We’ve both decided to have the same dessert: Chocolate, Gianduja with Hazelnut Espresso and Caramel. It’s new. Chocolate desserts can sometimes be too sweet, but this one is just right. Anchoring the plate is a chocolate-covered hazelnut “candy bar.”  To one side, espresso-flavored  mousse; on the other side, a quenelle of hazelnut ice cream. Yum!


Mignardises close the meal. M enjoys a cup of Matcha Tea which is prepared tableside. It has been, as usual, a truly splendid lunch. So silly of me to have thought for even a split second that Chef Humm — a seasonally-oriented chef if ever there was one — would not include the wondrous crops of summer. We relax at our table for a while and watch the staff begin to prep for dinner service.

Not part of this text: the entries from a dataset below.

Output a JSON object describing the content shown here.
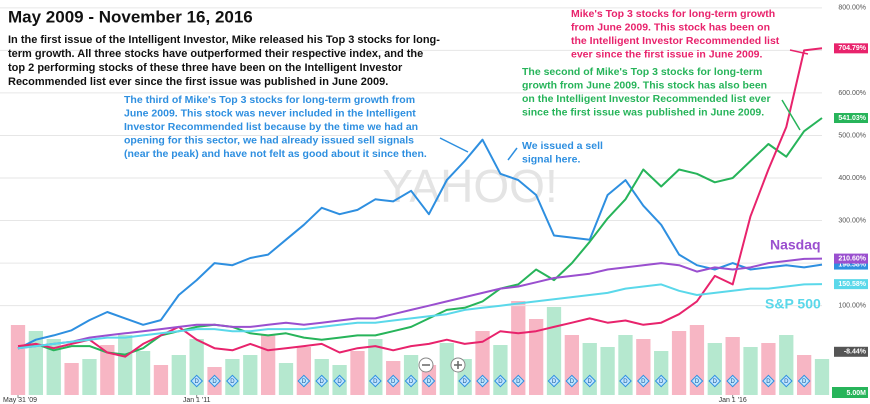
{
  "chart_data": {
    "type": "line",
    "title": "May 2009 - November 16, 2016",
    "watermark": "YAHOO!",
    "categories": [
      "May 31 '09",
      null,
      null,
      null,
      null,
      null,
      null,
      null,
      null,
      null,
      "Jan 1 '11",
      null,
      null,
      null,
      null,
      null,
      null,
      null,
      null,
      null,
      null,
      null,
      null,
      null,
      null,
      null,
      null,
      null,
      null,
      null,
      null,
      null,
      null,
      null,
      null,
      null,
      null,
      null,
      null,
      null,
      "Jan 1 '16",
      null,
      null,
      null,
      null,
      null
    ],
    "ylim": [
      -110,
      809
    ],
    "yticks": [
      {
        "value": 100,
        "label": "100.00%"
      },
      {
        "value": 200,
        "label": "200.00%"
      },
      {
        "value": 300,
        "label": "300.00%"
      },
      {
        "value": 400,
        "label": "400.00%"
      },
      {
        "value": 500,
        "label": "500.00%"
      },
      {
        "value": 600,
        "label": "600.00%"
      },
      {
        "value": 700,
        "label": "700.00%"
      },
      {
        "value": 800,
        "label": "800.00%"
      }
    ],
    "grid": true,
    "series": [
      {
        "color": "#2e8fe0",
        "end_label": "196.58%",
        "values": [
          -1,
          20,
          30,
          42,
          66,
          85,
          70,
          55,
          66,
          125,
          160,
          200,
          195,
          212,
          220,
          255,
          290,
          330,
          315,
          325,
          350,
          345,
          370,
          315,
          395,
          440,
          490,
          410,
          395,
          360,
          265,
          260,
          255,
          360,
          395,
          335,
          290,
          220,
          195,
          185,
          200,
          185,
          190,
          195,
          190,
          196.58
        ]
      },
      {
        "color": "#27b45a",
        "end_label": "541.03%",
        "values": [
          0,
          10,
          -5,
          5,
          5,
          -10,
          -15,
          0,
          30,
          40,
          50,
          55,
          50,
          35,
          30,
          35,
          25,
          20,
          25,
          30,
          30,
          40,
          50,
          70,
          90,
          95,
          110,
          140,
          150,
          185,
          160,
          200,
          250,
          305,
          350,
          420,
          380,
          420,
          410,
          390,
          400,
          440,
          480,
          450,
          510,
          541.03
        ]
      },
      {
        "color": "#e8236c",
        "end_label": "704.79%",
        "values": [
          5,
          10,
          0,
          10,
          20,
          -10,
          -20,
          10,
          30,
          50,
          20,
          0,
          -5,
          10,
          -5,
          0,
          5,
          10,
          -10,
          0,
          5,
          -5,
          5,
          10,
          20,
          10,
          15,
          40,
          35,
          40,
          50,
          60,
          70,
          60,
          65,
          55,
          60,
          80,
          110,
          170,
          150,
          310,
          420,
          520,
          700,
          704.79
        ]
      },
      {
        "name": "Nasdaq",
        "color": "#9a4fcf",
        "end_label": "210.60%",
        "values": [
          0,
          5,
          10,
          15,
          25,
          30,
          35,
          40,
          45,
          50,
          55,
          55,
          50,
          50,
          55,
          60,
          55,
          60,
          65,
          70,
          70,
          80,
          90,
          100,
          110,
          120,
          130,
          140,
          145,
          155,
          165,
          170,
          175,
          185,
          190,
          195,
          200,
          195,
          180,
          190,
          185,
          190,
          200,
          205,
          210,
          210.6
        ]
      },
      {
        "name": "S&P 500",
        "color": "#5ad8ea",
        "end_label": "150.58%",
        "values": [
          0,
          5,
          10,
          15,
          20,
          25,
          25,
          30,
          35,
          40,
          45,
          45,
          40,
          40,
          45,
          45,
          45,
          50,
          55,
          60,
          60,
          65,
          70,
          75,
          80,
          90,
          95,
          100,
          105,
          110,
          115,
          120,
          125,
          130,
          140,
          145,
          150,
          135,
          125,
          130,
          135,
          140,
          140,
          145,
          150,
          150.58
        ]
      }
    ],
    "baseline_label": {
      "value": -8.44,
      "label": "-8.44%"
    },
    "volume": {
      "ylim": [
        0,
        5
      ],
      "label": "5.00M",
      "values": [
        3.5,
        3.2,
        2.8,
        1.6,
        1.8,
        2.5,
        3.0,
        2.2,
        1.5,
        2.0,
        2.8,
        1.4,
        1.8,
        2.0,
        3.0,
        1.6,
        2.4,
        1.8,
        1.5,
        2.2,
        2.8,
        1.7,
        2.0,
        1.5,
        2.6,
        1.8,
        3.2,
        2.5,
        4.7,
        3.8,
        4.4,
        3.0,
        2.6,
        2.4,
        3.0,
        2.8,
        2.2,
        3.2,
        3.5,
        2.6,
        2.9,
        2.4,
        2.6,
        3.0,
        2.0,
        1.8
      ],
      "colors": [
        "#f7b6c4",
        "#b5e8cf",
        "#b5e8cf",
        "#f7b6c4",
        "#b5e8cf",
        "#f7b6c4",
        "#b5e8cf",
        "#b5e8cf",
        "#f7b6c4",
        "#b5e8cf",
        "#b5e8cf",
        "#f7b6c4",
        "#b5e8cf",
        "#b5e8cf",
        "#f7b6c4",
        "#b5e8cf",
        "#f7b6c4",
        "#b5e8cf",
        "#b5e8cf",
        "#f7b6c4",
        "#b5e8cf",
        "#f7b6c4",
        "#b5e8cf",
        "#f7b6c4",
        "#b5e8cf",
        "#b5e8cf",
        "#f7b6c4",
        "#b5e8cf",
        "#f7b6c4",
        "#f7b6c4",
        "#b5e8cf",
        "#f7b6c4",
        "#b5e8cf",
        "#b5e8cf",
        "#b5e8cf",
        "#f7b6c4",
        "#b5e8cf",
        "#f7b6c4",
        "#f7b6c4",
        "#b5e8cf",
        "#f7b6c4",
        "#b5e8cf",
        "#f7b6c4",
        "#b5e8cf",
        "#f7b6c4",
        "#b5e8cf"
      ]
    },
    "dividends": {
      "label": "D",
      "at": [
        10,
        11,
        12,
        16,
        17,
        18,
        20,
        21,
        22,
        23,
        25,
        26,
        27,
        28,
        30,
        31,
        32,
        34,
        35,
        36,
        38,
        39,
        40,
        42,
        43,
        44
      ]
    },
    "annotations": [
      {
        "color": "#111111",
        "lines": [
          "In the first issue of the Intelligent Investor, Mike released his Top 3 stocks for long-",
          "term growth. All three stocks have outperformed their respective index, and the",
          "top 2 performing stocks of these three have been on the Intelligent Investor",
          "Recommended list ever since the first issue was published in June 2009."
        ]
      },
      {
        "color": "#2e8fe0",
        "lines": [
          "The third of Mike's Top 3 stocks for long-term growth from",
          "June 2009. This stock was never included in the Intelligent",
          "Investor Recommended list because by the time we had an",
          "opening for this sector, we had already issued sell signals",
          "(near the peak) and have not felt as good about it since then."
        ]
      },
      {
        "color": "#2e8fe0",
        "lines": [
          "We issued a sell",
          "signal here."
        ]
      },
      {
        "color": "#e8236c",
        "lines": [
          "Mike's Top 3 stocks for long-term growth",
          "from June 2009. This stock has been on",
          "the Intelligent Investor Recommended list",
          "ever since the first issue in June 2009."
        ]
      },
      {
        "color": "#27b45a",
        "lines": [
          "The second of Mike's Top 3 stocks for long-term",
          "growth from June 2009. This stock has also been",
          "on the Intelligent Investor Recommended list ever",
          "since the first issue was published in June 2009."
        ]
      }
    ]
  }
}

M decides he’d like a Jack Daniels, so we head over to the bar and take seats on the far right side. Looking across the room and through the immense windows, we see that it is raining — hard. M sips his “Uncle Jack.” One of the bartenders brings us some munchies: olives, peanuts and, best of all, the fabulous homemade gaufrettes. Head Bartender Leo Robitschek comes over to say hello. He points to a gorgeous round glass plate designed by Riedel displayed on a shelf behind us. Ah, yet another award! We congratulate Leo on EMP winning Best Restaurant Bar in the 5th Annual Spirit Awards “Tales of the Cocktail,” in New Orleans.

Eleven Madison Park

M finishes his drink. Looking out again through the windows, we see that the rain has stopped. Time to go. At the front desk, I reclaim my umbrella and a bag containing EMP’s take-home gift – jars of the wonderful made in-house granola. We bid farewell to the lovely ladies at reception. Stepping through the revolving doors, we leave the tranquil oasis of EMP and return to the real world.